Judge Santiago Burdon

Who Doesn’t Like Strawberries

“What do you mean I don’t have any future left,” I asked her. “I’ve used it up? How is that even possible?”

I had no clue as to what she was even talking about. It was a challenge just to listen to her rant with the monster hangover I was nursing. Now I had to make sense of what the Hell she meant by her statement. Please just shoot me my dear and put me out of your misery.

“You’ve spent it,” she said. “You’re overdrawn. Similar to a cat using all nine lives, only it’s your destiny I’m referring to. It’s been wasted, squandered, and mismanaged. Kismet has given up, thrown in the towel. Get it smart guy?”

She motions, pointing to her head while making the goofy face of an idiot.

“Besides, your checkered past clashes with my pastel-colored future, so this relationship or whatever it is, has reached its end.”

“So help me to understand what you’re saying. The fate of my future was that I would run out of destiny. I am without any tomorrows because I’ve used them up in my yesterdays? Fate is determined at birth. My destiny however is determined by my actions. Have you joined the Church of Scientology again? Is this your Thetan talking? You’re sounding a lot like my mother, only she’d mix in some Jesus shit and top it off with some mystic witchy stuff.”

Why is it when relationships end, it always deteriorates into name calling with intention to cause emotional scars? I would much rather walk away knowing the time we spent together was a wonderful ride that just ran out of road. All this screaming and assigning blame is just vindictive, but we can’t help falling into it time and time again.

“And there it is, Mr. Negative putting down a religion he knows nothing about.”

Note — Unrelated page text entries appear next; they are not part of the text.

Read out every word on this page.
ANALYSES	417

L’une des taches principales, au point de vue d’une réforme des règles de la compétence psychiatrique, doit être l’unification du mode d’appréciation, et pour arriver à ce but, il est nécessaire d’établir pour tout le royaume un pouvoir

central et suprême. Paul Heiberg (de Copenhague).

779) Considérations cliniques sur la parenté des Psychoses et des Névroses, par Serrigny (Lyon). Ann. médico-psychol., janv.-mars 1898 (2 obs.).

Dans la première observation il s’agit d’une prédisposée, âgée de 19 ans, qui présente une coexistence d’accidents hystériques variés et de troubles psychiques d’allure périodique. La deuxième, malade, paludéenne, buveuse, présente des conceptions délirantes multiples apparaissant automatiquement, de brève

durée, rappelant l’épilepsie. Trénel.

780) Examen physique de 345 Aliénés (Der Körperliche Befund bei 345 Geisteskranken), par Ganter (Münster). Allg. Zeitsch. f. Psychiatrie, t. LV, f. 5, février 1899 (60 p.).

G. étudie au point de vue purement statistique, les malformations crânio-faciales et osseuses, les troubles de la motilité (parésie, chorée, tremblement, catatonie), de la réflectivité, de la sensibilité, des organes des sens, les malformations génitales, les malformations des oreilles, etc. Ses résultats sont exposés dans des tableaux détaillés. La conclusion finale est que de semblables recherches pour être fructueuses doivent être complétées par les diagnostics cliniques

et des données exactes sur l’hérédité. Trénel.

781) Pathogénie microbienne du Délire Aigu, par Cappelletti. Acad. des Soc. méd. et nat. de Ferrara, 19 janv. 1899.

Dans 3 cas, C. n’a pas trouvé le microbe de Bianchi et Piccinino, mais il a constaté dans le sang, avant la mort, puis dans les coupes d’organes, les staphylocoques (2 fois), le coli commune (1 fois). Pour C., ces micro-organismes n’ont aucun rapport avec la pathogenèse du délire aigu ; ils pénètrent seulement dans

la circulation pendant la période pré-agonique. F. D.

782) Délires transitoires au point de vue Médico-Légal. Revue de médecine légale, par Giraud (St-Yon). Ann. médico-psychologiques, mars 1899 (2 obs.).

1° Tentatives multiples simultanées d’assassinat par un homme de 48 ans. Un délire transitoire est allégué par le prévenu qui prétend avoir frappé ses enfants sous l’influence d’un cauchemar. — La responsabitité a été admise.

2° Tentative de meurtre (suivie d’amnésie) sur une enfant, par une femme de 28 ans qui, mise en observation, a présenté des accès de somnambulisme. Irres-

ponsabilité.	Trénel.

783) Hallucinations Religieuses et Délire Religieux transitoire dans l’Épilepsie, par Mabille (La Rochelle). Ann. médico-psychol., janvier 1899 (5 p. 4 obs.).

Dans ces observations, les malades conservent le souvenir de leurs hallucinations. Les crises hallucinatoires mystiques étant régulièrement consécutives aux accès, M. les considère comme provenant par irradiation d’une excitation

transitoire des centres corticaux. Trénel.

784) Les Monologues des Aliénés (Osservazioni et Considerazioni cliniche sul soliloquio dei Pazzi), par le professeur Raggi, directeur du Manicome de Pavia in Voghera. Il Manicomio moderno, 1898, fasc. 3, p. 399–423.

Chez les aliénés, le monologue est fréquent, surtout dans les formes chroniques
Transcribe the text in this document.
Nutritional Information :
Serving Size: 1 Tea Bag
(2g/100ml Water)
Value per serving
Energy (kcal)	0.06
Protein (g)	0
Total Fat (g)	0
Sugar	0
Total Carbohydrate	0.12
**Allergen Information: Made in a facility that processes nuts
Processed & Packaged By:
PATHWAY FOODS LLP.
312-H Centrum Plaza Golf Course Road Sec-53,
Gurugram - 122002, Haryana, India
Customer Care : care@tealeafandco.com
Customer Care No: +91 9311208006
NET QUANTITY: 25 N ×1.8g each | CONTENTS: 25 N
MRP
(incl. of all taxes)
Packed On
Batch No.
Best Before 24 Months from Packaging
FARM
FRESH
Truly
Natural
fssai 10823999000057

“Hey I’ve done my research and have developed an opinion based on deductive reasoning,” I argued. “Did you know L. Ron Hubbard was a science fiction author before establishing the Church of Scientology? Gives you an idea of how he came up with the doctrine for the religion. You sincerely believe you are an extraterrestrial being? You want to know what really bothers me, is who goes around calling themself L. Ron Hubbard? I find it extremely pretentious using an initial for your first name. Why? Doesn’t he like the name the ‘L’ represents? Are we supposed to guess the name? Does he think it adds an air of mystery about him? It’s like E.E. Cummings or T.S. Eliot, what the fuck is that all about. And why is it that if I’m not in favor of or dislike something, it means I’m being negative? You didn’t like The Boys and Girls Guide to Getting Down, which is one of my favorite films, and I didn’t give you any shit about it. You don’t like strawberries, do I accuse you of being a negative person because of your dislike of strawberries? No, I never said anything. Now that I think about it, it should’ve been a clue to your own negative demeanor. Who doesn’t like strawberries?”

“How the hell did we get to talking about this shit? I’ll admit Santiago, you do have a talent for twisting a conversation into some obscure subject. But I can’t do this anymore. You should have seen this coming.” 

“How could I have seen it coming? I can’t determine my future if there isn’t any. Let’s not do this. If you are no longer enamored with me please just say so and leave it at that. There’s no need for this destructive rhetoric, it’s not a healthy or worthwhile practice. Also, this isn’t my first breakup, so I’m sort of an expert. I’ve become immune to the derogatory dialogue and insults.”

“I’m more than sure of that. You’re a professional when it comes to this. Of course you’ve built up an immunity after all the relationships you’ve sabotaged.” 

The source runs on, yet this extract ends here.